Algumas pessoas têm me perguntado sobre como deve agir o médico no caso de gravidez ectópica ou tubária, quando a mãe corre risco de vida pelo possível rompimento da trompa. Para esclarecer o assunto publicamos abaixo o artigo de D. Estevão Bettencourt sobre a questão, publicado em sua Revista “PERGUNTE E RESPONDEREMOS” (Nº 492 – Ano 2003 – Pág. 279). Prof.

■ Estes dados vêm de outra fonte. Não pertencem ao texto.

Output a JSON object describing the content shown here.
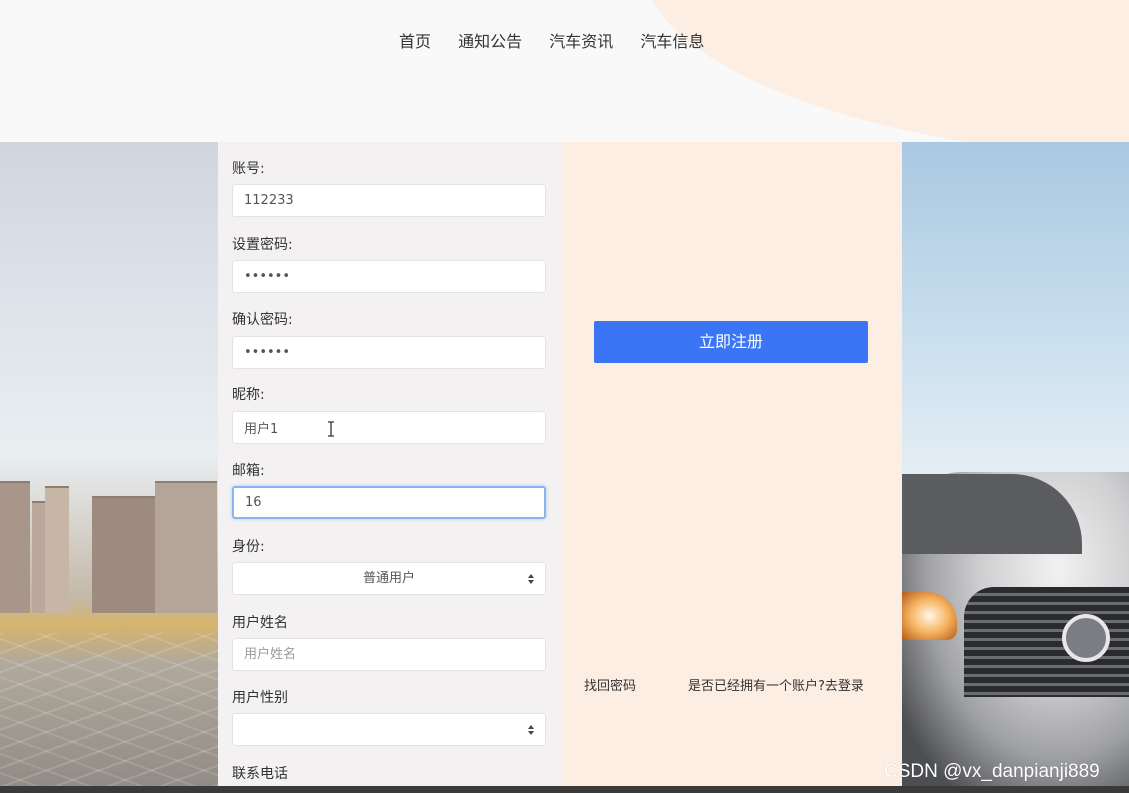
{
  "nav": {
    "items": [
      "首页",
      "通知公告",
      "汽车资讯",
      "汽车信息"
    ]
  },
  "form": {
    "account": {
      "label": "账号:",
      "value": "112233"
    },
    "password": {
      "label": "设置密码:",
      "value": "••••••"
    },
    "confirm_password": {
      "label": "确认密码:",
      "value": "••••••"
    },
    "nickname": {
      "label": "昵称:",
      "value": "用户1"
    },
    "email": {
      "label": "邮箱:",
      "value": "16"
    },
    "role": {
      "label": "身份:",
      "value": "普通用户"
    },
    "real_name": {
      "label": "用户姓名",
      "placeholder": "用户姓名"
    },
    "gender": {
      "label": "用户性别",
      "value": ""
    },
    "phone": {
      "label": "联系电话"
    }
  },
  "register_button": "立即注册",
  "links": {
    "forgot_password": "找回密码",
    "go_login": "是否已经拥有一个账户?去登录"
  },
  "watermark": "CSDN @vx_danpianji889",
  "colors": {
    "primary": "#3a75f5",
    "panel_bg": "#fdeee4",
    "form_bg": "#f3f1f1",
    "focus_border": "#8ab4f0"
  },
  "icons": {
    "select_arrows": "updown-arrow-icon",
    "text_cursor": "ibeam-cursor-icon"
  }
}
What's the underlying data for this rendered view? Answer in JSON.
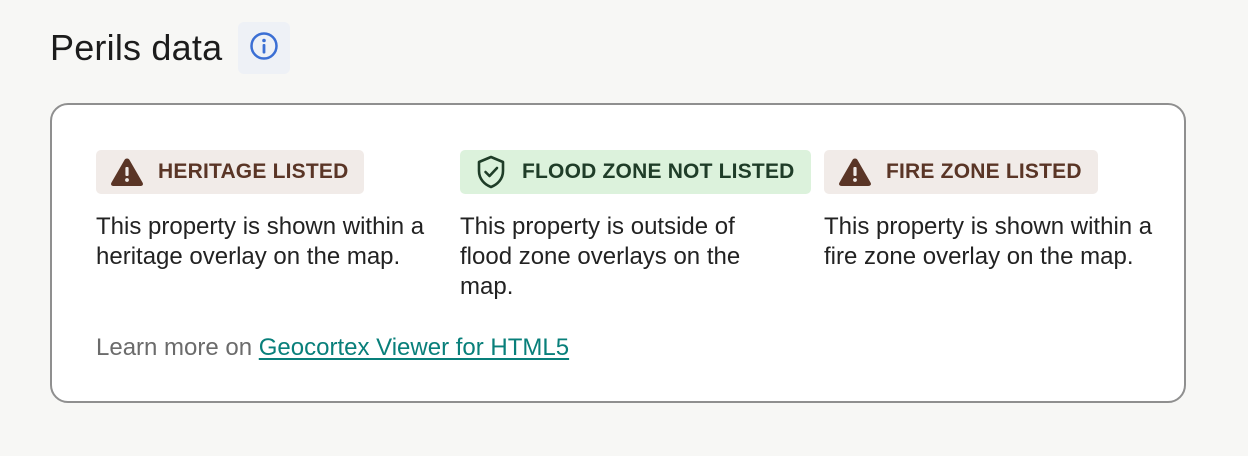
{
  "header": {
    "title": "Perils data",
    "info_icon": "info-circle-icon"
  },
  "perils": [
    {
      "status": "warning",
      "icon": "warning-triangle-icon",
      "badge": "HERITAGE LISTED",
      "description": "This property is shown within a heritage overlay on the map."
    },
    {
      "status": "ok",
      "icon": "shield-check-icon",
      "badge": "FLOOD ZONE NOT LISTED",
      "description": "This property is outside of flood zone overlays on the map."
    },
    {
      "status": "warning",
      "icon": "warning-triangle-icon",
      "badge": "FIRE ZONE LISTED",
      "description": "This property is shown within a fire zone overlay on the map."
    }
  ],
  "learn_more": {
    "prefix": "Learn more on",
    "link_text": "Geocortex Viewer for HTML5"
  },
  "colors": {
    "warning_badge_bg": "#f1ebe8",
    "warning_text": "#5a3526",
    "ok_badge_bg": "#dcf2dc",
    "ok_text": "#1f3d28",
    "link": "#087f7a",
    "info_icon": "#3b6fd4"
  }
}
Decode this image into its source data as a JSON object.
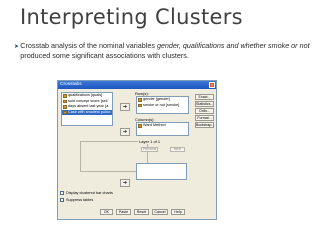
{
  "slide": {
    "title": "Interpreting Clusters",
    "bullet_symbol": "➤",
    "bullet_text_1": "Crosstab analysis of the nominal variables ",
    "bullet_italic_1": "gender, qualifications and whether smoke or not",
    "bullet_text_2": " produced some significant associations with clusters."
  },
  "dialog": {
    "title": "Crosstabs",
    "close_glyph": "×",
    "source_variables": [
      {
        "label": "qualifications [quals]",
        "selected": false
      },
      {
        "label": "sold concept score [sell",
        "selected": false
      },
      {
        "label": "days absent last year (a",
        "selected": false
      },
      {
        "label": "Case with smallest pullco",
        "selected": true
      }
    ],
    "rows_label": "Row(s):",
    "rows_items": [
      "gender [gender]",
      "smoke or not [smoke]"
    ],
    "columns_label": "Column(s):",
    "columns_items": [
      "Ward Method"
    ],
    "arrow_glyph": "➔",
    "layer_label": "Layer 1 of 1",
    "previous_button": "Previous",
    "next_button": "Next",
    "side_buttons": [
      "Exact...",
      "Statistics...",
      "Cells...",
      "Format...",
      "Bootstrap..."
    ],
    "checkbox_clustered": "Display clustered bar charts",
    "checkbox_suppress": "Suppress tables",
    "bottom_buttons": [
      "OK",
      "Paste",
      "Reset",
      "Cancel",
      "Help"
    ]
  }
}
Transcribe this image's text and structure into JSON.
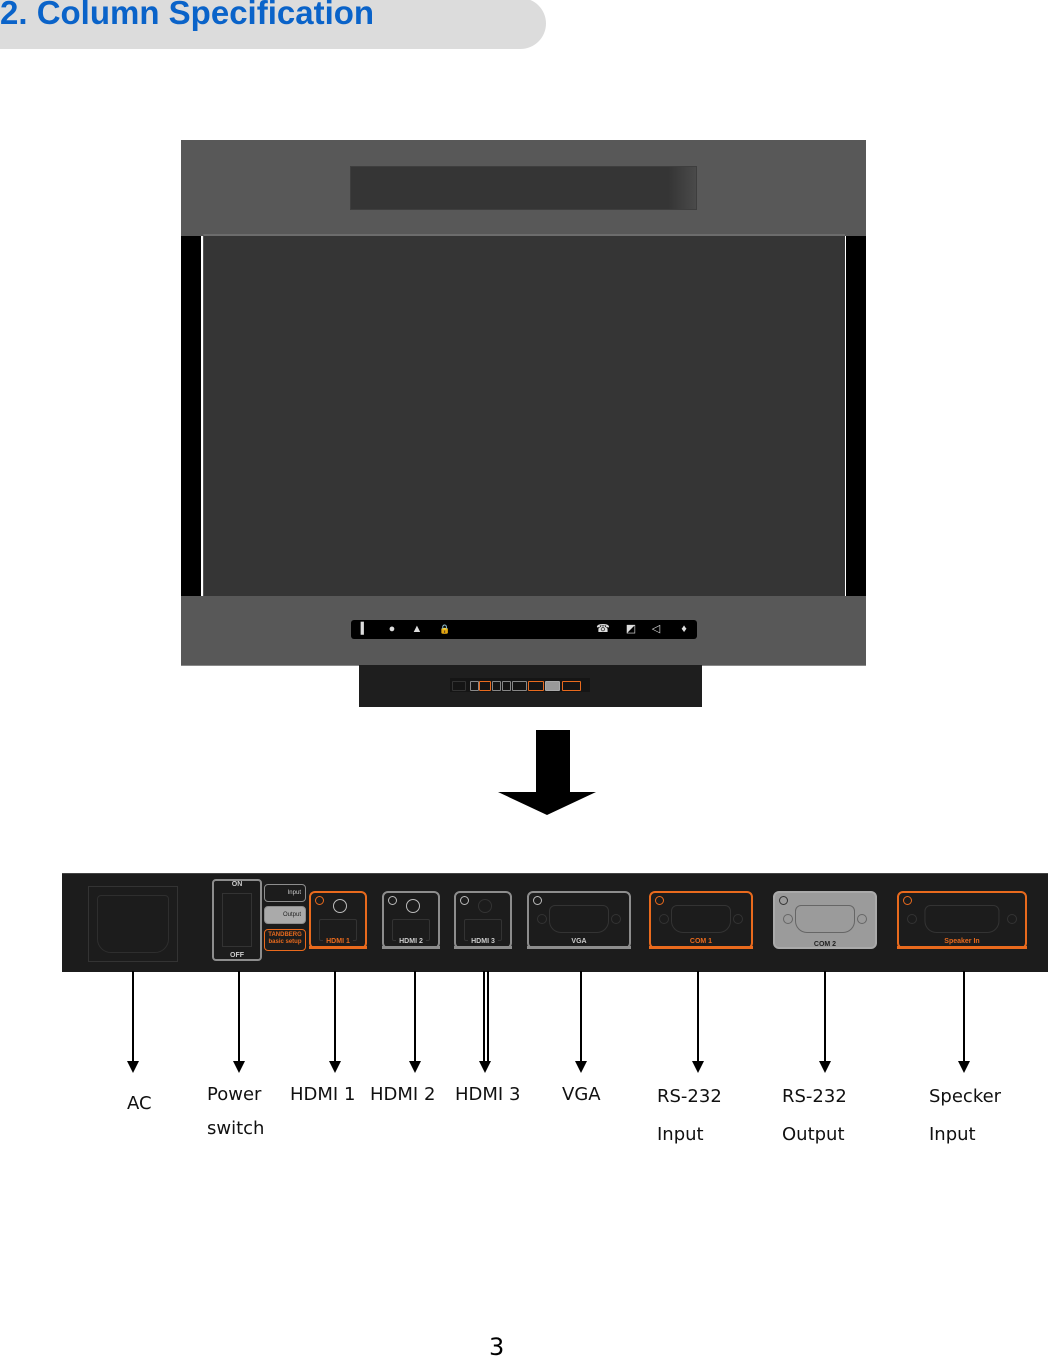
{
  "header": {
    "title": "2. Column Specification",
    "title_color": "#0a63c9"
  },
  "monitor": {
    "control_strip_icons": [
      "power-icon",
      "record-icon",
      "warning-icon",
      "lock-icon",
      "phone-icon",
      "camera-mute-icon",
      "speaker-mute-icon",
      "mic-mute-icon"
    ],
    "control_strip_glyphs": [
      "▍",
      "●",
      "▲",
      "🔒",
      "☎",
      "◩",
      "◁",
      "♦"
    ]
  },
  "panel": {
    "switch_on": "ON",
    "switch_off": "OFF",
    "input_button": "Input",
    "output_button": "Output",
    "setup_button_line1": "TANDBERG",
    "setup_button_line2": "basic setup",
    "ports": {
      "hdmi1": "HDMI 1",
      "hdmi2": "HDMI 2",
      "hdmi3": "HDMI 3",
      "vga": "VGA",
      "com1": "COM 1",
      "com2": "COM 2",
      "speaker": "Speaker In"
    },
    "accent_color": "#e96a1d"
  },
  "callouts": {
    "ac": "AC",
    "power_l1": "Power",
    "power_l2": "switch",
    "hdmi1": "HDMI 1",
    "hdmi2": "HDMI 2",
    "hdmi3": "HDMI 3",
    "vga": "VGA",
    "rs232_in_l1": "RS-232",
    "rs232_in_l2": "Input",
    "rs232_out_l1": "RS-232",
    "rs232_out_l2": "Output",
    "speaker_l1": "Specker",
    "speaker_l2": "Input"
  },
  "footer": {
    "page_number": "3"
  }
}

Felipe Aquino – www.cleofas.com.br
Em síntese: A gravidez ectópica há de ser tratada à luz do princípio da causa com duplo efeito: o médico nada faz que mate diretamente a criança, mas extirpa a trompa afetada como extirparia qualquer órgão afetado, independentemente de estar grávido ou não. Visa à saúde da mulher e tolera a perda da criança – o que é diferente do que se dá no caso do aborto (homicídio direto).
A gravidez ectópica ou tubária ocorre quando o feto se localiza não no útero da gestante, mas na trompa de Falópio, causando grave perigo de morte para a mulher.
A propósito escreveu a PR um jovem médico recém-formado:
“O problema é o seguinte: nos casos em que uma gestante tenha algum problema de saúde que coloque sua vida em risco, sei que não é lícito provocar aborto. Sei também que, por outro lado, é lícito em alguns casos tratar a afecção da mãe, mesmo que um efeito colateral não desejado da terapia seja a perda da gestação, por exemplo, extirpar um tumor uterino. Chama-se a isto um ato voluntário indireto.
Entretanto, não sei o que fazer nos casos em que ocorre gestação ectópica tubária. Trata-se de uma situação em que é praticamente impossível a sobrevivência do concepto, e em que existe uma chance enorme de rotura da trompa, com morte tanto deste como da mãe”.
QUE DIZER? O missivista distingue sabiamente o aborto propriamente dito e o que alguns autores chamam “aborto indireto”.
O aborto propriamente dito é algo que visa a matar diretamente a criança. Há vários modos de o fazer, todos condenáveis, porque são homicídio. Todavia existem casos em que um procedimento médico destinado a debelar uma moléstia da mulher grávida redunda em perda da respectiva prole, É o que ocorre com um útero canceroso e grávido; o médico que deseja tratar da gestante, fará o que é costume fazer diante de um câncer: extirpará o órgão canceroso (no caso, o útero), acelerando o efeito indireto ou a morte da criança. – Tal operação é lícita e justificada pelo princípio da causa com duplo efeito, princípio que assim se pode enunciar.
Existem certas ações que produzem dois efeitos: um bom e o outro mau. Ora é lícito praticar tais atos desde que se preencham as seguintes condições:
1) o efeito bom seja diretamente intencionado; o efeito mau seja apenas tolerado;
2) o efeito mau não seja anterior ao efeito bom, pois não se devem cometer males para daí tirar algum bem. O fim não justifica os meios maus;
3) o efeito bom sobrepuje, por seus valores e sua densidade, o efeito mau;
4) não haja outro recurso para obter o efeito bom.
Tal princípio legitima tanto a extração do útero grávido canceroso quanto a extração da trompa ameaçada de fortes hemorragias e ruptura. Em nenhum desses casos o médico realiza algo para matar diretamente a criança, o seu procedimento visa tão somente à mãe e à terapia que, independentemente da gravidez, lhe deveria ser aplicada.
Para maior clareza, notemos bem que este procedimento difere essencialmente daquele outro, em que o médico julga que a presença da criança dificulta o tratamento da mãe cardiopata, turbeculosa, varicosa… e, por isto, mata a criança.
O missivista tinha, pois, razão ao afirmar a liceidade da extração de um tumor no útero grávido. Estenda seu arrazoado ao caso da gravidez e intervenha de consciência tranqüila, extirpando o mal.